Maud doet het die eerste dagen heel goed. Ze heeft wel een te hoge bilirubinewaarde, waardoor ze geel kan gaan zien, en moet onder de blauwe lamp. Hiervoor wordt ze bijna elke dag twee of drie keer geprikt. Zo zielig! De lamp gaat de eerste zes dagen aan, uit en soms weer terug aan. Zo wordt die bilirubine afgebroken. Ze heeft zo’n wit brilletje over haar oogjes, waar ze zich vaak uit los wurmt. Ze vindt dat niet zo fijn. Ook horen we de tweede dag dat ze een hersenbloedinkje heeft. We schrikken hier heel erg van. De artsen leggen uit dat ze elke dag een echo van Maud haar hoofdje zullen gaan maken. De arts vertelt dat hij hoopt dat het bloedinkje vanzelf weer weg zal gaan. Er wordt gezegd dat we ons hier nog geen zorgen over moeten maken, maar dat het wel twee kanten op kan gaan. Maar, hoe kun je je nu geen zorgen maken over een hersenbloedinkje? Dat kan toch niemand?
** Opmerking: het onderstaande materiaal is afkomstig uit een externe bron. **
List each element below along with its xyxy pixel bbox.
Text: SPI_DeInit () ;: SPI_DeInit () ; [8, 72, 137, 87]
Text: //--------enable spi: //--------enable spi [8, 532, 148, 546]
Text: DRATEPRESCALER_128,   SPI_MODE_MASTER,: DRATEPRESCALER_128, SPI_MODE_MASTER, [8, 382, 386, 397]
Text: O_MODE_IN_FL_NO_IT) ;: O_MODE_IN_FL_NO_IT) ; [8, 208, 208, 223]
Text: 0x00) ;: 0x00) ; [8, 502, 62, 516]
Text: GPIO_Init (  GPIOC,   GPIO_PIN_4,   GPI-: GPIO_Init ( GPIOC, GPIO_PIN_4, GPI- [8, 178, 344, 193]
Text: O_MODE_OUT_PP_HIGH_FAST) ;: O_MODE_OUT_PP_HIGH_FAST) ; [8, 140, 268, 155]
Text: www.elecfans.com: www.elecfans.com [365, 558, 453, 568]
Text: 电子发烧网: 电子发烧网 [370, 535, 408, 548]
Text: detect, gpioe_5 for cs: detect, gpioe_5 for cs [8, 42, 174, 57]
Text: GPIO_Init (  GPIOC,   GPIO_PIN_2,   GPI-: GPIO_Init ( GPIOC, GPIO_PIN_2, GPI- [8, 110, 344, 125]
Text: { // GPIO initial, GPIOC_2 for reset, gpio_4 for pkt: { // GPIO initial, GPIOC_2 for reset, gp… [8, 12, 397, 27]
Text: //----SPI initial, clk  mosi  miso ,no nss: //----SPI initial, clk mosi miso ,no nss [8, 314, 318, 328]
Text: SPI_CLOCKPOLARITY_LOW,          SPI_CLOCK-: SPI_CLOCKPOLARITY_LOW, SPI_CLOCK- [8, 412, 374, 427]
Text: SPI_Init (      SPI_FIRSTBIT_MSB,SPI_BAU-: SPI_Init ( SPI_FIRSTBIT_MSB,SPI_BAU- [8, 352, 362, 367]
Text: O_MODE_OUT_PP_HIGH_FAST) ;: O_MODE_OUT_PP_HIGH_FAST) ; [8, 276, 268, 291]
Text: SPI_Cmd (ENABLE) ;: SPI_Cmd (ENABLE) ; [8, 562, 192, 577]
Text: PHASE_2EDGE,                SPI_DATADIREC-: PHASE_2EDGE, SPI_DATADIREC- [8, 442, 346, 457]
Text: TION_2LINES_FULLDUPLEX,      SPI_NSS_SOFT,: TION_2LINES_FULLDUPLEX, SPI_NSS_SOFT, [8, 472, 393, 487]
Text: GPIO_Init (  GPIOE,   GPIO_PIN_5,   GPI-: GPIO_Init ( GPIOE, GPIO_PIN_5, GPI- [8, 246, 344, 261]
Na vier dagen krijgen we een gesprek met de arts. Er wordt verteld wat de mogelijke complicaties kunnen zijn, de aankomende periode. Dit kan bijvoorbeeld een infectie zijn. Wat betreft de infecties, moeten we het meest bang zijn voor een zogenaamde NEC (infectie in de darm). Hier zijn ze de eerste zes weken bang voor. Bij elke verschoning wordt de buik van Maud uitvoerig gecontroleerd en wordt er gevoeld of haar buikje nog soepel is. De arts is erg tevreden over Maud en vertelt dat hij het tot nu toe heel goed vindt gaan, voor een kindje dat met 26 weken en 2 dagen is geboren. Wat een opluchting. Toch voelen we ons heel naar en verdrietig na het gesprek. Alle complicaties die kunnen voorkomen zijn verteld en het zijn toch wel serieuze complicaties. Heel spannend. Ik hoop zo dat dit goed mag blijven gaan!